The Samaritan leper gave thanks to Jesus for the good gift. He knew where to turn to give thanks and praise. And he was saved and made whole.
What about us? Where do we turn to celebrate our good gifts? Where do we find God? Where do we give thanks?
Is it in our modern equivalent of the Jerusalem Temple -- the Established Church? If so, that's good: That's what we're told to do; there we can be cleansed like the nine literalist lepers. It's the normal, acceptable, relatively easy way to praise God. But some may choose a more difficult and foreign path -- not simple obedience, but establishing a living relationship with God. This is a dangerous and sometimes painful path. It is what Jesus means when he says "Take up your cross and follow me."
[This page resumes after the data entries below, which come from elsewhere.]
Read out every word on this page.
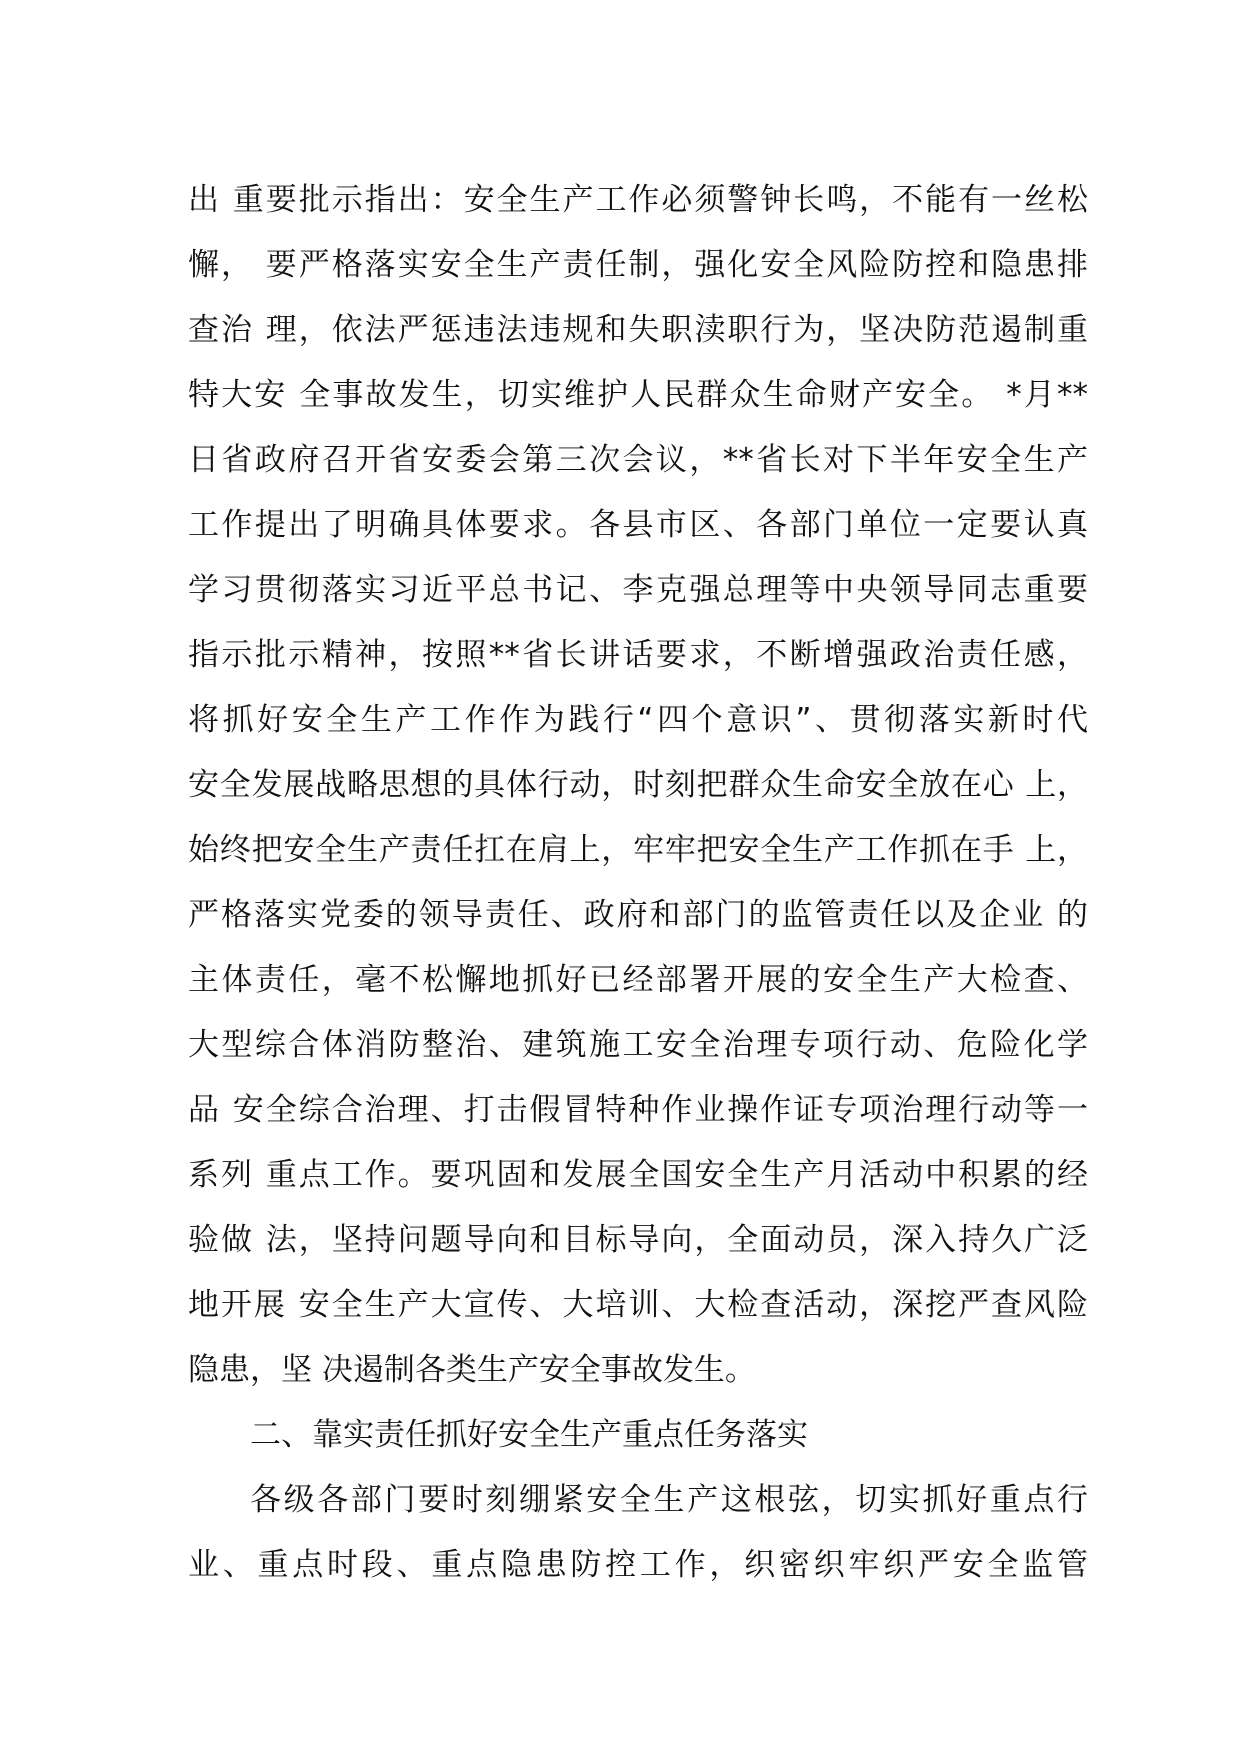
出 重要批示指出：安全生产工作必须警钟长鸣，不能有一丝松
懈， 要严格落实安全生产责任制，强化安全风险防控和隐患排
查治 理，依法严惩违法违规和失职渎职行为，坚决防范遏制重
特大安 全事故发生，切实维护人民群众生命财产安全。 *月**
日省政府召开省安委会第三次会议，**省长对下半年安全生产
工作提出了明确具体要求。各县市区、各部门单位一定要认真
学习贯彻落实习近平总书记、李克强总理等中央领导同志重要
指示批示精神，按照**省长讲话要求，不断增强政治责任感，
将抓好安全生产工作作为践行“四个意识”、贯彻落实新时代
安全发展战略思想的具体行动，时刻把群众生命安全放在心 上，
始终把安全生产责任扛在肩上，牢牢把安全生产工作抓在手 上，
严格落实党委的领导责任、政府和部门的监管责任以及企业 的
主体责任，毫不松懈地抓好已经部署开展的安全生产大检查、
大型综合体消防整治、建筑施工安全治理专项行动、危险化学
品 安全综合治理、打击假冒特种作业操作证专项治理行动等一
系列 重点工作。要巩固和发展全国安全生产月活动中积累的经
验做 法，坚持问题导向和目标导向，全面动员，深入持久广泛
地开展 安全生产大宣传、大培训、大检查活动，深挖严查风险
隐患，坚 决遏制各类生产安全事故发生。
二、靠实责任抓好安全生产重点任务落实
各级各部门要时刻绷紧安全生产这根弦，切实抓好重点行
业、重点时段、重点隐患防控工作，织密织牢织严安全监管
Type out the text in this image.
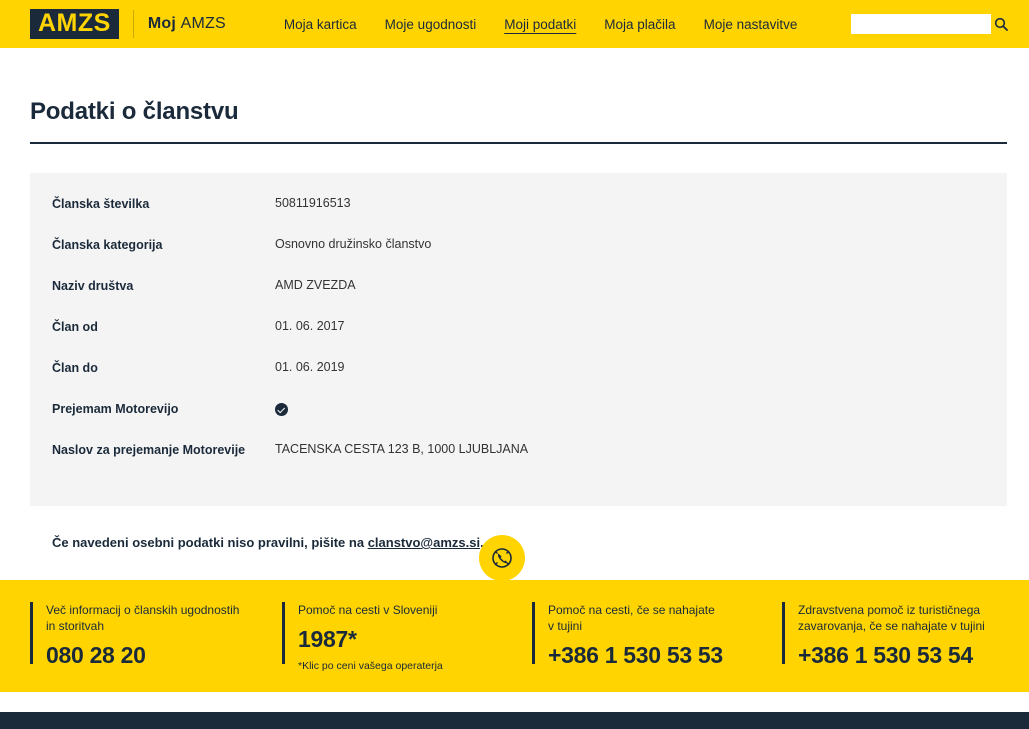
AMZS	Moj AMZS	Moja kartica Moje ugodnosti Moji podatki Moja plačila Moje nastavitve
Podatki o članstvu
Članska številka	50811916513
Članska kategorija	Osnovno družinsko članstvo
Naziv društva	AMD ZVEZDA
Član od	01. 06. 2017
Član do	01. 06. 2019
Prejemam Motorevijo
Naslov za prejemanje Motorevije	TACENSKA CESTA 123 B, 1000 LJUBLJANA
Če navedeni osebni podatki niso pravilni, pišite na clanstvo@amzs.si.
Več informacij o članskih ugodnostih
in storitvah
080 28 20
Pomoč na cesti v Sloveniji
1987*
*Klic po ceni vašega operaterja
Pomoč na cesti, če se nahajate
v tujini
+386 1 530 53 53
Zdravstvena pomoč iz turističnega
zavarovanja, če se nahajate v tujini
+386 1 530 53 54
It means looking closely at what we are told to do. It may mean questioning authority and tradition. It means putting God's love first, even before a literalist sense of God's law, just as Jesus did with the Sabbath laws. It may at times look like disobedience. It is hearing God's law and taking a step beyond it. Because "The word of God is not chained."
God's word and God's love refuse to be chained or put in a box defined by cultural expectations, whether those of our culture today or those of biblical times.
Today's readings suggest that God moves in mysterious ways and travels in foreign places and with people who are strangers to us. Are we able to turn from our familiar expectations and our safe little worlds? to turn to Jesus and pick up our cross, saying to God: "Where You go, I will go; Where you lodge, I will lodge; Your people, all of them, shall be my people."